JAKARTA – Kakinya tampak letih, badannya kurus dan melengkung. Sambil duduk beralaskan kardus di atas taman pinggir jalan, Guruh bersama kedua anaknya menunggu hasil memulungnya ditimbang kendati jarum jam telah menunjukan tengah malam.

“Rumah saya di Legok Tangerang. Biasanya saya baru pulang ke rumah jam 3 dini hari karena menunggu barang-barang hasil memulung ditimbang dulu,” ucap Guruh saat ditanya oleh netizen bernama Febby Valentine.

Dilansir dari akun facebook Febby Valentine, Guruh sengaja membawa Lydia dan Tesa kedua anaknya untuk memulung lantaran sang ibu yang telah meninggal dunia. Guruh tak tega bila meninggalkan buah hatinya di rumah tanpa dampingan orang tua.

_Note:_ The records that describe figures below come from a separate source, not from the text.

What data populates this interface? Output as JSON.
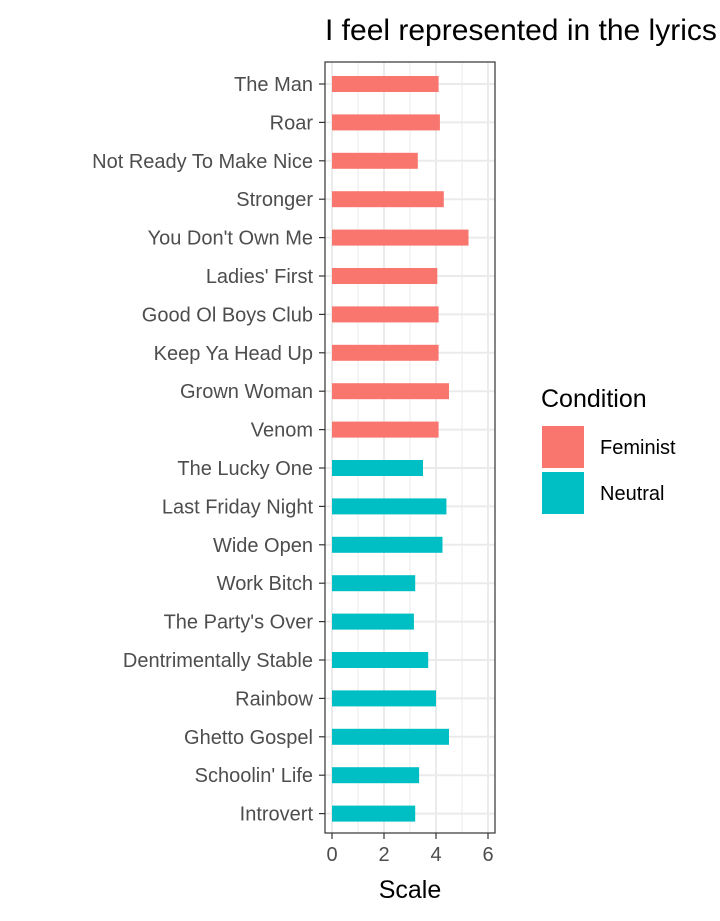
{
  "chart_data": {
    "type": "bar",
    "orientation": "horizontal",
    "title": "I feel represented in the lyrics",
    "xlabel": "Scale",
    "ylabel": "",
    "xlim": [
      0,
      6
    ],
    "x_ticks": [
      0,
      2,
      4,
      6
    ],
    "grid": true,
    "legend": {
      "title": "Condition",
      "position": "right",
      "entries": [
        {
          "name": "Feminist",
          "color": "#F8766D"
        },
        {
          "name": "Neutral",
          "color": "#00BFC4"
        }
      ]
    },
    "categories": [
      "The Man",
      "Roar",
      "Not Ready To Make Nice",
      "Stronger",
      "You Don't Own Me",
      "Ladies' First",
      "Good Ol Boys Club",
      "Keep Ya Head Up",
      "Grown Woman",
      "Venom",
      "The Lucky One",
      "Last Friday Night",
      "Wide Open",
      "Work Bitch",
      "The Party's Over",
      "Dentrimentally Stable",
      "Rainbow",
      "Ghetto Gospel",
      "Schoolin' Life",
      "Introvert"
    ],
    "values": [
      4.1,
      4.15,
      3.3,
      4.3,
      5.25,
      4.05,
      4.1,
      4.1,
      4.5,
      4.1,
      3.5,
      4.4,
      4.25,
      3.2,
      3.15,
      3.7,
      4.0,
      4.5,
      3.35,
      3.2
    ],
    "condition": [
      "Feminist",
      "Feminist",
      "Feminist",
      "Feminist",
      "Feminist",
      "Feminist",
      "Feminist",
      "Feminist",
      "Feminist",
      "Feminist",
      "Neutral",
      "Neutral",
      "Neutral",
      "Neutral",
      "Neutral",
      "Neutral",
      "Neutral",
      "Neutral",
      "Neutral",
      "Neutral"
    ]
  }
}
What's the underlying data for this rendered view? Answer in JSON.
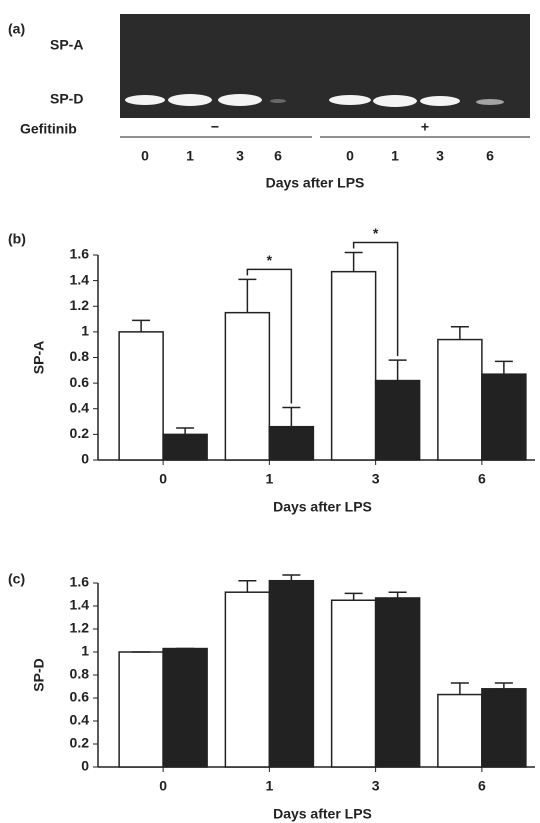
{
  "panel_a": {
    "label": "(a)",
    "rows": [
      "SP-A",
      "SP-D"
    ],
    "treatment": "Gefitinib",
    "groups": [
      "−",
      "+"
    ],
    "lanes": [
      "0",
      "1",
      "3",
      "6",
      "0",
      "1",
      "3",
      "6"
    ],
    "xlabel": "Days after LPS"
  },
  "chart_data": [
    {
      "type": "bar",
      "panel": "(b)",
      "ylabel": "SP-A",
      "xlabel": "Days after LPS",
      "categories": [
        "0",
        "1",
        "3",
        "6"
      ],
      "series": [
        {
          "color": "#ffffff",
          "values": [
            1.0,
            1.15,
            1.47,
            0.94
          ],
          "errors": [
            0.09,
            0.26,
            0.15,
            0.1
          ]
        },
        {
          "color": "#222222",
          "values": [
            0.2,
            0.26,
            0.62,
            0.67
          ],
          "errors": [
            0.05,
            0.15,
            0.16,
            0.1
          ]
        }
      ],
      "ylim": [
        0,
        1.6
      ],
      "yticks": [
        0,
        0.2,
        0.4,
        0.6,
        0.8,
        1,
        1.2,
        1.4,
        1.6
      ],
      "annotations": [
        {
          "text": "*",
          "category": "1"
        },
        {
          "text": "*",
          "category": "3"
        }
      ]
    },
    {
      "type": "bar",
      "panel": "(c)",
      "ylabel": "SP-D",
      "xlabel": "Days after LPS",
      "categories": [
        "0",
        "1",
        "3",
        "6"
      ],
      "series": [
        {
          "color": "#ffffff",
          "values": [
            1.0,
            1.52,
            1.45,
            0.63
          ],
          "errors": [
            0,
            0.1,
            0.06,
            0.1
          ]
        },
        {
          "color": "#222222",
          "values": [
            1.03,
            1.62,
            1.47,
            0.68
          ],
          "errors": [
            0,
            0.05,
            0.05,
            0.05
          ]
        }
      ],
      "ylim": [
        0,
        1.6
      ],
      "yticks": [
        0,
        0.2,
        0.4,
        0.6,
        0.8,
        1,
        1.2,
        1.4,
        1.6
      ]
    }
  ]
}
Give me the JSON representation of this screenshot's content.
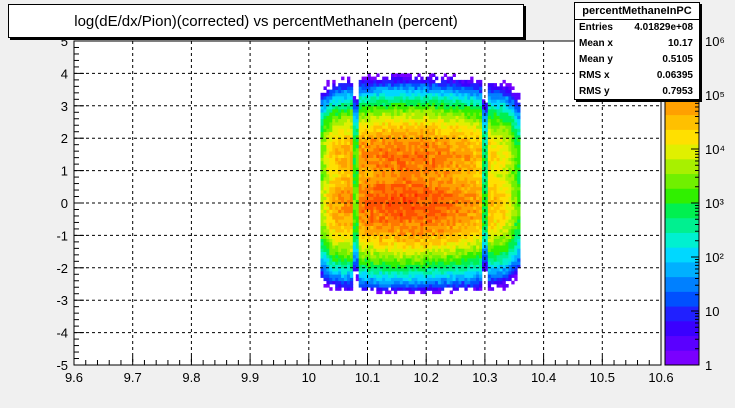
{
  "chart_data": {
    "type": "heatmap",
    "title": "log(dE/dx/Pion)(corrected) vs percentMethaneIn (percent)",
    "xlim": [
      9.6,
      10.6
    ],
    "ylim": [
      -5,
      5
    ],
    "x_ticks": [
      "9.6",
      "9.7",
      "9.8",
      "9.9",
      "10",
      "10.1",
      "10.2",
      "10.3",
      "10.4",
      "10.5",
      "10.6"
    ],
    "y_ticks": [
      "-5",
      "-4",
      "-3",
      "-2",
      "-1",
      "0",
      "1",
      "2",
      "3",
      "4",
      "5"
    ],
    "grid": true,
    "z_log": true,
    "z_range": [
      1,
      1000000
    ],
    "z_ticks": [
      {
        "value": 1,
        "label": "1"
      },
      {
        "value": 10,
        "label": "10"
      },
      {
        "value": 100,
        "label": "10²"
      },
      {
        "value": 1000,
        "label": "10³"
      },
      {
        "value": 10000,
        "label": "10⁴"
      },
      {
        "value": 100000,
        "label": "10⁵"
      },
      {
        "value": 1000000,
        "label": "10⁶"
      }
    ],
    "occupied_x_range": [
      10.02,
      10.36
    ],
    "occupied_y_range": [
      -3.3,
      4.9
    ],
    "peaks": [
      {
        "y": 0.0,
        "log10_counts": 5.3
      },
      {
        "y": 1.4,
        "log10_counts": 5.1
      }
    ],
    "gaps_x": [
      10.08,
      10.3
    ],
    "stats": {
      "name": "percentMethaneInPC",
      "entries_label": "Entries",
      "entries": "4.01829e+08",
      "mean_x_label": "Mean x",
      "mean_x": "10.17",
      "mean_y_label": "Mean y",
      "mean_y": "0.5105",
      "rms_x_label": "RMS x",
      "rms_x": "0.06395",
      "rms_y_label": "RMS y",
      "rms_y": "0.7953"
    }
  }
}
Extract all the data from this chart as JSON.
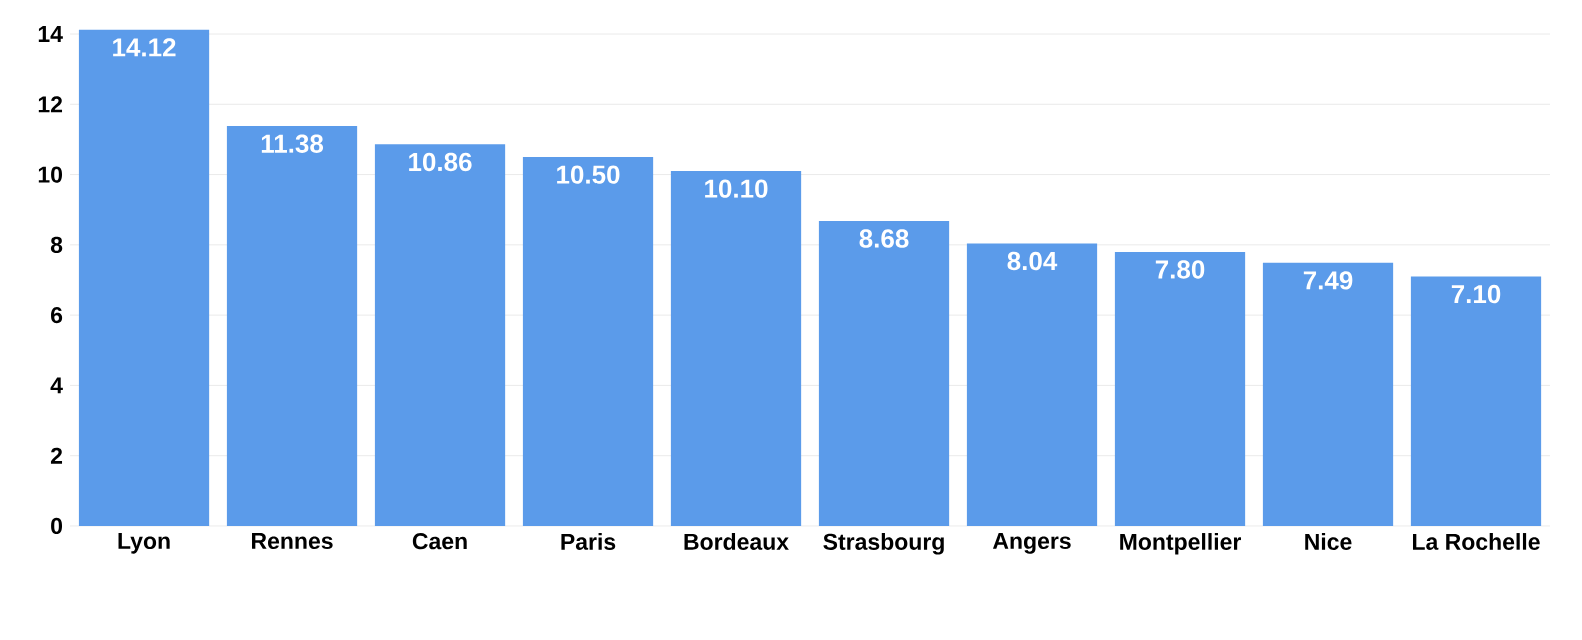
{
  "chart_data": {
    "type": "bar",
    "categories": [
      "Lyon",
      "Rennes",
      "Caen",
      "Paris",
      "Bordeaux",
      "Strasbourg",
      "Angers",
      "Montpellier",
      "Nice",
      "La Rochelle"
    ],
    "values": [
      14.12,
      11.38,
      10.86,
      10.5,
      10.1,
      8.68,
      8.04,
      7.8,
      7.49,
      7.1
    ],
    "value_labels": [
      "14.12",
      "11.38",
      "10.86",
      "10.50",
      "10.10",
      "8.68",
      "8.04",
      "7.80",
      "7.49",
      "7.10"
    ],
    "color": "#5b9bea",
    "ylim": [
      0,
      14.2
    ],
    "yticks": [
      0,
      2,
      4,
      6,
      8,
      10,
      12,
      14
    ],
    "grid": "y"
  }
}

Dari foto yang diunggah terlihat Guruh sedang memangku anaknya yang terlelap, sementara satu anaknya masih tejaga duduk di depan karung yang biasa dipakai Guruh memulung. Sebelum menjadi pemulung, Guruh merupakan seorang supir bus. Namun karena tak tahan dingin ia terpaksa menjadi pemulung sejak beberapa tahun terakhir.

“saya melihat kondisi kaki bapak yang terlihat kecil, badannya kurus dan melengkung. Firasat saya mengatakan bapak ini kena penyakit paru-paru atau tbc tulang,” tulis Febby dalam postingannya.